Page last updated at 17:18 GMT, Tuesday, 30 June 2009 18:18 UK

Shell should end Nigeria 'abuse'

Woman walking on oil pipeline
Many Niger Delta residents only see the negative side of the oil industry

Lobby group Amnesty International has urged the new head of oil firm Royal Dutch Shell to end years of pollution and environmental damage in Nigeria.

Peter Voser takes over on Wednesday, a day after Amnesty released a report saying there was a "human rights tragedy" in Nigeria's main oil region.

Shell Petroleum Development Company, a subsidiary of Royal Dutch Shell, is the main operator in the Niger Delta.

It says most of the pollution is the result of attacks and sabotage.

The Amnesty International report says the oil industry has resulted in impoverishment, conflict, human rights abuses in the region.

There is little of value in it - no new insights
Shell response to Amnesty report

The report also alleges that the Nigerian government is failing to hold oil companies to account for the pollution they have caused.

The author of the report, Audrey Gaughran, said the majority of cases reported to Amnesty International related to Shell.

"Shell has been operating [in the Niger Delta] for half a century and the problems of the Niger Delta are problems that Shell has to face up to," she told the BBC World Service.

She said Shell must come to grips with its legacy in the Niger Delta.

"It can't just be a case of 'Let's just forget the past and move on.'"
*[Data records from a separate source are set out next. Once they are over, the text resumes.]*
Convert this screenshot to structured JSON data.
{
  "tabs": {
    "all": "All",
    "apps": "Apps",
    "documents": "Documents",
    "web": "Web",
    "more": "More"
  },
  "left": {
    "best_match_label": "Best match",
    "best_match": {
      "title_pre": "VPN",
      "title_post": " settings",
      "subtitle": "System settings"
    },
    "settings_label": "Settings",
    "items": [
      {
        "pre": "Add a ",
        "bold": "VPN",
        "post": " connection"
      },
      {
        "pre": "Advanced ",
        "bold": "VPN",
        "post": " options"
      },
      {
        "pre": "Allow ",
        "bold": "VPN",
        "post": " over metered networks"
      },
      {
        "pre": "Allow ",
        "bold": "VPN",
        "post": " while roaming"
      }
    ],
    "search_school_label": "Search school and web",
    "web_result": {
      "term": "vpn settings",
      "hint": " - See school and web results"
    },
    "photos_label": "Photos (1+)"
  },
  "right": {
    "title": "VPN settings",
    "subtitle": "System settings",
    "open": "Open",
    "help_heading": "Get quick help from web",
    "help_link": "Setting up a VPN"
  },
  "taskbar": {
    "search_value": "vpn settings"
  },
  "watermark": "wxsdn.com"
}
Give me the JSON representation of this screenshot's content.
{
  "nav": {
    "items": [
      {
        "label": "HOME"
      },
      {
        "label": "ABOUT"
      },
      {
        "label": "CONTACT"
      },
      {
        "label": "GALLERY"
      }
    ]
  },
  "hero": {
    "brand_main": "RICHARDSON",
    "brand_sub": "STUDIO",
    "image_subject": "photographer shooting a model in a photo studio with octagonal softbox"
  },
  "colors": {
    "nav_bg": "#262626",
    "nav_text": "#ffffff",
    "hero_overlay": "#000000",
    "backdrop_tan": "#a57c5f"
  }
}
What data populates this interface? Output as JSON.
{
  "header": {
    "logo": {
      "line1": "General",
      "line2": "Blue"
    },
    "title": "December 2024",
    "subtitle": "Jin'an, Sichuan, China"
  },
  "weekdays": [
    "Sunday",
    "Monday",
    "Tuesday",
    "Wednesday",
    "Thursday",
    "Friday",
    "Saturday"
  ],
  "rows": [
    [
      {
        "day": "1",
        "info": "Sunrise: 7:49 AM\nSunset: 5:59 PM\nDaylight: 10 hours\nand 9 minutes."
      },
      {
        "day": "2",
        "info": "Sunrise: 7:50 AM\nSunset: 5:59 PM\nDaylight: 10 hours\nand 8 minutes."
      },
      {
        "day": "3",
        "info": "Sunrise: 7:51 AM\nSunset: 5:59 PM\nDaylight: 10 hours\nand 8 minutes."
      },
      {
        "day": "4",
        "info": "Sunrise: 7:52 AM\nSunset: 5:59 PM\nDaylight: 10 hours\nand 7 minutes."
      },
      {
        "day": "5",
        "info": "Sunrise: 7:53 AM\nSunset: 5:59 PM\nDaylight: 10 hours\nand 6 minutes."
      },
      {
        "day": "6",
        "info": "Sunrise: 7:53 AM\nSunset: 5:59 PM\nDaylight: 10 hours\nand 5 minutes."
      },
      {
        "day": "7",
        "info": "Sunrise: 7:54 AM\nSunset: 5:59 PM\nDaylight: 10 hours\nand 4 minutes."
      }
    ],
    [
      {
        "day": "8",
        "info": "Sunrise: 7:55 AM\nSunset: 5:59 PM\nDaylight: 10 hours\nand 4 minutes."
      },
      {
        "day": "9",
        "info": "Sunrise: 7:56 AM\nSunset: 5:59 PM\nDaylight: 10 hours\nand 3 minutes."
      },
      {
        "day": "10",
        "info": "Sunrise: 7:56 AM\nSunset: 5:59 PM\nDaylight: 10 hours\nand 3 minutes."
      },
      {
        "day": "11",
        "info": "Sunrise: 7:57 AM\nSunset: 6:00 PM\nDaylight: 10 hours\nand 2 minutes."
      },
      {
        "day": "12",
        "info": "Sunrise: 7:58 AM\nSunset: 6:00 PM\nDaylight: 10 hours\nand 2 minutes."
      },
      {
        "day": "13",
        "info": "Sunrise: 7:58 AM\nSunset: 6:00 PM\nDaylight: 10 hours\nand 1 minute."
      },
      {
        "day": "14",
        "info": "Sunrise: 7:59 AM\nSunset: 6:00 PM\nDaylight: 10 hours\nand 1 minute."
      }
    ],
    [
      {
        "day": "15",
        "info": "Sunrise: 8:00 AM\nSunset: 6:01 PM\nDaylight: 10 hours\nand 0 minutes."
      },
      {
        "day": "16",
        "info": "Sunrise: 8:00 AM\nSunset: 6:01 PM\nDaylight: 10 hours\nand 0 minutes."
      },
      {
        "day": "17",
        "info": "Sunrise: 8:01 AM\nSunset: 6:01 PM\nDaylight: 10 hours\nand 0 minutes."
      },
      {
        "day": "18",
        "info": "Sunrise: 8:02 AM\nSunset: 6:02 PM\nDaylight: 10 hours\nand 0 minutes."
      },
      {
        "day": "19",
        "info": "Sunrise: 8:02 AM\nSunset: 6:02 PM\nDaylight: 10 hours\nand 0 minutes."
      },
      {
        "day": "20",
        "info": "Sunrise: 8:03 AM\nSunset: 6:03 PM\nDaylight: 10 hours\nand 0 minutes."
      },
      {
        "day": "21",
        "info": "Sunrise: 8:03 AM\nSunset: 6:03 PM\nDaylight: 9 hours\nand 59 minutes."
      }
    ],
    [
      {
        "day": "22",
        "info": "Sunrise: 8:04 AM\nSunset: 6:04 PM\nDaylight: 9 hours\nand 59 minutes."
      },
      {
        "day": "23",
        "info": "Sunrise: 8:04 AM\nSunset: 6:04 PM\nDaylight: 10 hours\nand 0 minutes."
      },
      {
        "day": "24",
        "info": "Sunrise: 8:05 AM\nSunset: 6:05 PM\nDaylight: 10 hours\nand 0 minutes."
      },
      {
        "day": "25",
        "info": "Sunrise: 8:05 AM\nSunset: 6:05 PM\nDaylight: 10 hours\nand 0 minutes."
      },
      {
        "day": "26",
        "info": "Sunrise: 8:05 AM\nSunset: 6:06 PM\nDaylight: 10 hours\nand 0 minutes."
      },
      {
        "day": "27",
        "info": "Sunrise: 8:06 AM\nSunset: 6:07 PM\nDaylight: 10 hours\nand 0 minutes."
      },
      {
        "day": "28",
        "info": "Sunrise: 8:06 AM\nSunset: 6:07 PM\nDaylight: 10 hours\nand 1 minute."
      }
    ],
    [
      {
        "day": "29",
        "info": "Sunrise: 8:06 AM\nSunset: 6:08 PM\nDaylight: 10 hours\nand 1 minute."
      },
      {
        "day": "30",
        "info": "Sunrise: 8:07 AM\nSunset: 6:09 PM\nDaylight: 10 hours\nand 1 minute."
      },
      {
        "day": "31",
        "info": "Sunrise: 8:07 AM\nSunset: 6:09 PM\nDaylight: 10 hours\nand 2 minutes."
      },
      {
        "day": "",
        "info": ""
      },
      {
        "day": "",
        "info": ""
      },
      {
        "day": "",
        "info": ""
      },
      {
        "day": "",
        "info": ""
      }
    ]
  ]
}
"We've asked Peter Voser directly... to come clean on the impact, to disclose information which we believe is a critical part of dealing with the situation in the Niger Delta."

Dangerous conditions

In a written statement provided to the BBC, Shell hit back at Amnesty saying the group had made no attempt at open dialogue.

The firm dismissed the report, saying: "There is little of value in it. No new insights. No findings that might help change the way things are."

The statement denied Shell had been negligent and said Amnesty had made no attempt to understand the extreme challenges of conducting operations in the Niger Delta.


"About 85% of the pollution from our operation comes from attacks and sabotage that also puts our staff's lives and human rights at risk. In the past 10 days we have had five attacks," the report stated.

"In the last three years, gangs have kidnapped 133 Shell Petroleum Development company employees and contractors while five people working for our joint venture have been killed in assaults and kidnappings in the same period."

These concerns and the general insecurity in the area, according to Shell, prevent it from running maintenance programmes that might otherwise be run in areas of little or no conflict.

Militants in the Niger Delta say they stage attacks on oil installations as part of their fight for the rights of local people to benefit more from the region's oil wealth. But many attacks are staged for financial gain.

Earlier this month, Shell paid $15.5 million to settle a lawsuit in the US for human rights abuses in Nigeria.

The company is also facing legal action in The Hague concerning repeated oil spills which have damaged the livelihoods of Nigerian fisherfolk and farmers.